Celinda Gonzalez was 59 years old.

In 2020, CalMatters wrote about his I work in Humboldt County where approximately 2 and a half times More residents die by suicide per capita than the rest of the state.

This was announced by the Humboldt County Sheriff’s Office They found two bodies at a house in the village of Weitchpec, on the Yurok reservation, on February 3.

“Based on the preliminary investigation, the incident appears to be consistent with a murder-suicide,” the sheriff’s office said in a statement.

The Sheriff’s Office declined to release details about the nature of the crime scene or the identities of the people found.

The Yurok tribe confirmed Gonzalez’s identity on a monument.

“She was a dear friend to many Tribal Council members, staff and community members,” the tribe states in the memorial. “This is a huge tragedy for the tribe.”

Gonzalez once had a grant-funded role as a suicide intervention specialist, working with local police and fire departments to identify potential signs of intent to self-harm.

In 2019, federal funds supporting his position ran out, so he struck out on his own.

Gonzalez lost his son Paul to suicide when he was 19 years old. His 43-year-old brother, Gaylord Lewis Jr., killed himself five years later in 2014.

As the pandemic swept across California and levels of anxiety and suicidal ideation spiked, Gonzalez was motivated by her own losses to help in Humboldt County, where access to mental health services is already difficult, compounded by a shortage of psychiatrists willing to relocate to rural California.

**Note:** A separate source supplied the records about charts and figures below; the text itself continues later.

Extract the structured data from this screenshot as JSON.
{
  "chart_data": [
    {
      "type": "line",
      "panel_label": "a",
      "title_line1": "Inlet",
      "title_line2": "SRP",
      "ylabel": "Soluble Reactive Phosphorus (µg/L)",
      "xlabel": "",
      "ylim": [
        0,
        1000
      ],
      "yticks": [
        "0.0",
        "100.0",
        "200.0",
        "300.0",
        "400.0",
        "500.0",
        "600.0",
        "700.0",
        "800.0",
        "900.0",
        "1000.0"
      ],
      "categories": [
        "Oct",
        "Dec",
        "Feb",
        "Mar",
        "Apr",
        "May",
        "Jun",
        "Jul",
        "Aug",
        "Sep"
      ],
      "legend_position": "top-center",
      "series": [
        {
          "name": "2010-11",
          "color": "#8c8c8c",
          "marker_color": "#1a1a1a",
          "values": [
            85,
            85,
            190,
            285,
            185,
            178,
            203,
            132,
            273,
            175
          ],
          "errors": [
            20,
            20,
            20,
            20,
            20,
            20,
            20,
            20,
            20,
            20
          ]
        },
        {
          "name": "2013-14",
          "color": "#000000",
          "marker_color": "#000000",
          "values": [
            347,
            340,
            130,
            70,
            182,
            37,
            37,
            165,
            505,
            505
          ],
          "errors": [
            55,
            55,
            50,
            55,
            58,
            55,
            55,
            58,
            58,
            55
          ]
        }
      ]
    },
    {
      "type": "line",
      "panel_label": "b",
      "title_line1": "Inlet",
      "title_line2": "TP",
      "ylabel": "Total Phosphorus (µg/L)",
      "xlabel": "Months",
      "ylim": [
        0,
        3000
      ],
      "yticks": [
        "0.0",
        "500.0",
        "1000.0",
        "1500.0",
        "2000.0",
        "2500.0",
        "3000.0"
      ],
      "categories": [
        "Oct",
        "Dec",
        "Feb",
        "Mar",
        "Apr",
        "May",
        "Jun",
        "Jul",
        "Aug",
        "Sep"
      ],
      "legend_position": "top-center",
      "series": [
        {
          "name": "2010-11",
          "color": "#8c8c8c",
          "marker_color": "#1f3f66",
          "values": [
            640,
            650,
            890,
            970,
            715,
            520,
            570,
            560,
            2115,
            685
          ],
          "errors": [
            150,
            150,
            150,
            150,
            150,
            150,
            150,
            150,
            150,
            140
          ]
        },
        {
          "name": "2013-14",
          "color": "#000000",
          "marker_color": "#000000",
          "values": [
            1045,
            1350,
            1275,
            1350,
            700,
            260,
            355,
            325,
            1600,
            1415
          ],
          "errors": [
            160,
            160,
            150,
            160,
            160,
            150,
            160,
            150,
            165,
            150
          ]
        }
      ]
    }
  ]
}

A grand jury investigation of Humboldt County in 2016 found that the county’s behavioral health board was not adequately serving county residents.

Gonzalez believed that despite the challenges of the pandemic, his community was resilient.

“They’ve been through wars, floods, fires and landslides,” he told a CalMatters reporter in 2020.

The Yurok Tribe offers grief and bereavement support at the village clinic.